We summarised continuous variables as means and standard deviations and used box plots to visually compare (without outliers) the distribution of continuous variables with AKI status (yes/no). However, we summarised the length of stay as the median and interquartile range (IQR) because of its skewed distribution. We considered NEWS at two clinically relevant time points: the first or index NEWS within ±24 h of admission and the maximum NEWS before the onset of AKI (compared with the maximum NEWS for patients discharged without AKI). We developed logistic regression models that used the index NEWS alone (model A0), plus age and sex (model A1), plus subcomponents of NEWS (model A2), plus statistically significant (p<0.01) two-way interactions (model A3), and similarly for maximum NEWS (models B0, B1, B2 and B3). Although the NEWS algorithm only uses the systolic blood pressure, we also used the diastolic blood pressure in our statistical models (A3 and B3).

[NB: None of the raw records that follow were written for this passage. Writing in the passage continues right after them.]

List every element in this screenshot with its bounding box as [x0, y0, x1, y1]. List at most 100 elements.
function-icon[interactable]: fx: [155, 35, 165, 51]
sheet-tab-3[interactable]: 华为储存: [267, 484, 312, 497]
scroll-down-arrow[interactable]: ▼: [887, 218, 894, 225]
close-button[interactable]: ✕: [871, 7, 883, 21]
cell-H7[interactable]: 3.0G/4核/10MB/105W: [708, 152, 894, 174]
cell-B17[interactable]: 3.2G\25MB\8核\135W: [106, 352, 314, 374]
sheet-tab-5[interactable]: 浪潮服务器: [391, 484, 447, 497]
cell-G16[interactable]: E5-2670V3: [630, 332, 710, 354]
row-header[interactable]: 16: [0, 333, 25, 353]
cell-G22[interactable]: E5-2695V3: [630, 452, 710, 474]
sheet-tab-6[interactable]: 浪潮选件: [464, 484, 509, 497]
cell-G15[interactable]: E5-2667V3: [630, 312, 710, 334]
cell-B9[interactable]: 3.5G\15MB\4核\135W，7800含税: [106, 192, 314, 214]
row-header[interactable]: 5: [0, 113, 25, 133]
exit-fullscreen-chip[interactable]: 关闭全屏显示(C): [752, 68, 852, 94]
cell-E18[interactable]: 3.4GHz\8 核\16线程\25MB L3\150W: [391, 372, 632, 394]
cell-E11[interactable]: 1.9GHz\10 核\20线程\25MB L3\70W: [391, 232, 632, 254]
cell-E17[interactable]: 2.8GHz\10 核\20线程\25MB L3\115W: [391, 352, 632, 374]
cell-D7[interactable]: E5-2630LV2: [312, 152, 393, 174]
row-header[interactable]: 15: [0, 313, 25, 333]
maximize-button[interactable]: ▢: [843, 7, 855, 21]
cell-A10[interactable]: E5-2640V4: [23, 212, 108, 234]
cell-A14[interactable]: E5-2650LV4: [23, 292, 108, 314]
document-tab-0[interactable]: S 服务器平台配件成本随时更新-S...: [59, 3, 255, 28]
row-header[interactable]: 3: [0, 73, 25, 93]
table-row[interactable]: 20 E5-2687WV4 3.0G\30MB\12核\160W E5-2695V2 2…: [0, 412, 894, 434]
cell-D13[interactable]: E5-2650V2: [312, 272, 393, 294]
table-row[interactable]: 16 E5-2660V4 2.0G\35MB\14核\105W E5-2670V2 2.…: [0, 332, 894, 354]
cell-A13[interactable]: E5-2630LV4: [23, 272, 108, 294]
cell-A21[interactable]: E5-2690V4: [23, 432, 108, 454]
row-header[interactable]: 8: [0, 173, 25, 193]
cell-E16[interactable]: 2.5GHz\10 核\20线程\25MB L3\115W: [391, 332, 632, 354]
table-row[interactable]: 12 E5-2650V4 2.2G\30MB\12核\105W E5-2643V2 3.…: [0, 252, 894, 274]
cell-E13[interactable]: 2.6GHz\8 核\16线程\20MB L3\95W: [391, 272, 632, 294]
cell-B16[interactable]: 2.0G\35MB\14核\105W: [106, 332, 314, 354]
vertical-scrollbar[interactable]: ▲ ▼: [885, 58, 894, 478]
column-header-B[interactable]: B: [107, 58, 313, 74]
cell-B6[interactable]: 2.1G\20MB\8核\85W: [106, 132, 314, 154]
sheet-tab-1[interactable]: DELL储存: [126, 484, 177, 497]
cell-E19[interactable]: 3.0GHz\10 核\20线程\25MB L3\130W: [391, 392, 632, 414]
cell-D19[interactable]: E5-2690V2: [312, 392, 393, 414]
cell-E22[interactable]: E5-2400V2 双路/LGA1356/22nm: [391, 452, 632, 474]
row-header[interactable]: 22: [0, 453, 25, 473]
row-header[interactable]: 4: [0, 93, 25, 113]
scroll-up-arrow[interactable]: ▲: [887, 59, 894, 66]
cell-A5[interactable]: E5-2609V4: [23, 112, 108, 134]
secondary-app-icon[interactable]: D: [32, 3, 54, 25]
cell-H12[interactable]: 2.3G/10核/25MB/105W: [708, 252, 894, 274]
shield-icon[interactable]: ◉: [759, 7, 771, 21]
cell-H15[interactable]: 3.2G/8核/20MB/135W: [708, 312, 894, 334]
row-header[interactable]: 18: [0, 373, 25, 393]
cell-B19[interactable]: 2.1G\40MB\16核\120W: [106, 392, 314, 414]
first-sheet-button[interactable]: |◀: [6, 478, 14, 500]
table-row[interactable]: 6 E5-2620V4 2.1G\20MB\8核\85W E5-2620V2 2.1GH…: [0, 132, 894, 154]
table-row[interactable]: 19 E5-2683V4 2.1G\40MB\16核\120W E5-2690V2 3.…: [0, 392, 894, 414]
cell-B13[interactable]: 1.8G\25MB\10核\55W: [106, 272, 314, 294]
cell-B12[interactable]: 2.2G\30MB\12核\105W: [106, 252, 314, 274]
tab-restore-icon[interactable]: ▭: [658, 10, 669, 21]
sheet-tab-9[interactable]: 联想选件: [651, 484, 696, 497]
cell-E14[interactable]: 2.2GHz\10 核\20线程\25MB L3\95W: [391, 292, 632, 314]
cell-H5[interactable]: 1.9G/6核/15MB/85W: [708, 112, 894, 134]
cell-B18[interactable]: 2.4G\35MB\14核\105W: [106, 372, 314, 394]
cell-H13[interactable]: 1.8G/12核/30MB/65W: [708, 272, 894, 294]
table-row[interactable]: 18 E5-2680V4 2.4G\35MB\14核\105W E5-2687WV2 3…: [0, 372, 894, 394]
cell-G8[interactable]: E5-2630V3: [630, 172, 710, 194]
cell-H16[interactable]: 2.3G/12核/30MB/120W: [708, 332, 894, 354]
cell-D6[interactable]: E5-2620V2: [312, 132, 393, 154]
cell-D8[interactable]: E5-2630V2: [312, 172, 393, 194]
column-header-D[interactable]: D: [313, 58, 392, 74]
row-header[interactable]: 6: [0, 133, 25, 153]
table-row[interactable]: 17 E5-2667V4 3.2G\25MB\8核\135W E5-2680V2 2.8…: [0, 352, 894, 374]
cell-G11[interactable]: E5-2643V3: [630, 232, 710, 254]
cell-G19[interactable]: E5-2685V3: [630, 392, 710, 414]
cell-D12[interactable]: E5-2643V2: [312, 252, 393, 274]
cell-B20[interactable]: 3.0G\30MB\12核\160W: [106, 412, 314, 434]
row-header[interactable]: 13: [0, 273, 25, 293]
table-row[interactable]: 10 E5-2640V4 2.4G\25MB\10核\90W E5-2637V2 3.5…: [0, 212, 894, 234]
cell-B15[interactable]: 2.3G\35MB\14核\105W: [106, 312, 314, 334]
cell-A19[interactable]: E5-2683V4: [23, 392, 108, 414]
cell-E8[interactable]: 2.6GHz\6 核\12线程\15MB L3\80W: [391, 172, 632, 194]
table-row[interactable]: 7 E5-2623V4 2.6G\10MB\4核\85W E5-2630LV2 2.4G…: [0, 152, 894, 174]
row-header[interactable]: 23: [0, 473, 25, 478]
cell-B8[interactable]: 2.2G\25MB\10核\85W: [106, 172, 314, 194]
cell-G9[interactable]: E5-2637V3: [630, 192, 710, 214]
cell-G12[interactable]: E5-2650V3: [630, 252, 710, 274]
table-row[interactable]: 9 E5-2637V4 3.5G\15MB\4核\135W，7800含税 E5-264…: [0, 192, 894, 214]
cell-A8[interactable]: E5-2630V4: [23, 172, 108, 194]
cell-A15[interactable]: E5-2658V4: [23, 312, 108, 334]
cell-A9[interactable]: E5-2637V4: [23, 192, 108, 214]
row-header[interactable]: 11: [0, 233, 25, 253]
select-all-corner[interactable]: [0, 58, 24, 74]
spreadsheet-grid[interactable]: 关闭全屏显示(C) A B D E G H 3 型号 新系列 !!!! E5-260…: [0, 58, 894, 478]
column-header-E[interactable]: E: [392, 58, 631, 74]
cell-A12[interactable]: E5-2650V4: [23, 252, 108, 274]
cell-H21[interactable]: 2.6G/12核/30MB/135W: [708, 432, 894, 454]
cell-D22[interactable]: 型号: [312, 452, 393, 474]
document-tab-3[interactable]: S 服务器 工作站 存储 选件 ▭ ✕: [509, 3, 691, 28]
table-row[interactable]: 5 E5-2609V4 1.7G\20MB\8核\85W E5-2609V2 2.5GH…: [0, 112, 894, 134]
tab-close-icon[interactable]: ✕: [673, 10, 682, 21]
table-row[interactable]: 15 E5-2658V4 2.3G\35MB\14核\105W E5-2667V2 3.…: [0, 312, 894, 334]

The internal validity of these models was assessed using bootstrapping¹⁸ methods, which involved taking 100 samples (with replacement) from the data set.¹⁹ Each sample can be considered as repeating the data collection with the same number of patients and under identical circumstances as the original. In each of the 100 bootstrap samples, a regression model was estimated and evaluated on the original sample to estimate statistical ‘optimism’.^19–21 This validation approach leads to better predictions of outcome for patients similar to the development population. The performance of the models was assessed in terms of discrimination, which can be quantified by the area under the receiver-operating characteristic (ROC) curve (AUC).²⁰ The ROC curve is a plot of the sensitivity (true positive rate), versus 1-specificity (false positive rate) for consecutive predicted risks. The AUC is interpreted as the probability that a randomly selected patient with H-AKI has a higher risk score than a randomly chosen patient without H-AKI. An AUC of 0.5 is no better than tossing a coin, whereas a perfect model has an AUC of 1. The higher the AUC, the better the model. In general, values <0.7 are considered to show poor discrimination, values of 0.7–0.8 can be described as reasonable, and values >0.8 suggest good discrimination.²² The 95% confidence interval for the AUC was derived using DeLong’s method, as implemented in the pROC library.²³ We assessed the calibration of each model using calibration plots.¹⁹

We determined the sensitivity, specificity and positive predictive values for the index-NEWS-only model (A0) and compared this with those models that had the highest AUC for the index NEWS (model A3) and the maximum NEWS (model B3) so that some assessment could be made of the likely impact of using these models to identify patients predicted to be at risk of AKI (yes/no) using probability thresholds from the NEWS-only model (A0). The number of admissions that would be identified as being at risk of AKI, for each probability threshold, represents the impact on workload. All analyses were undertaken in STATA²⁴ and R²⁵ using rms¹⁸ and pROC²³ packages.

As a secondary analysis, we used survival analysis to explore how the risk of AKI (in terms of the hazard function [h(t)] varied with length of hospital stay.

Ethical approval

Ethical approval for this study was granted by the NHS Research Ethics Committee (^{Ref 16}/HRA/2598).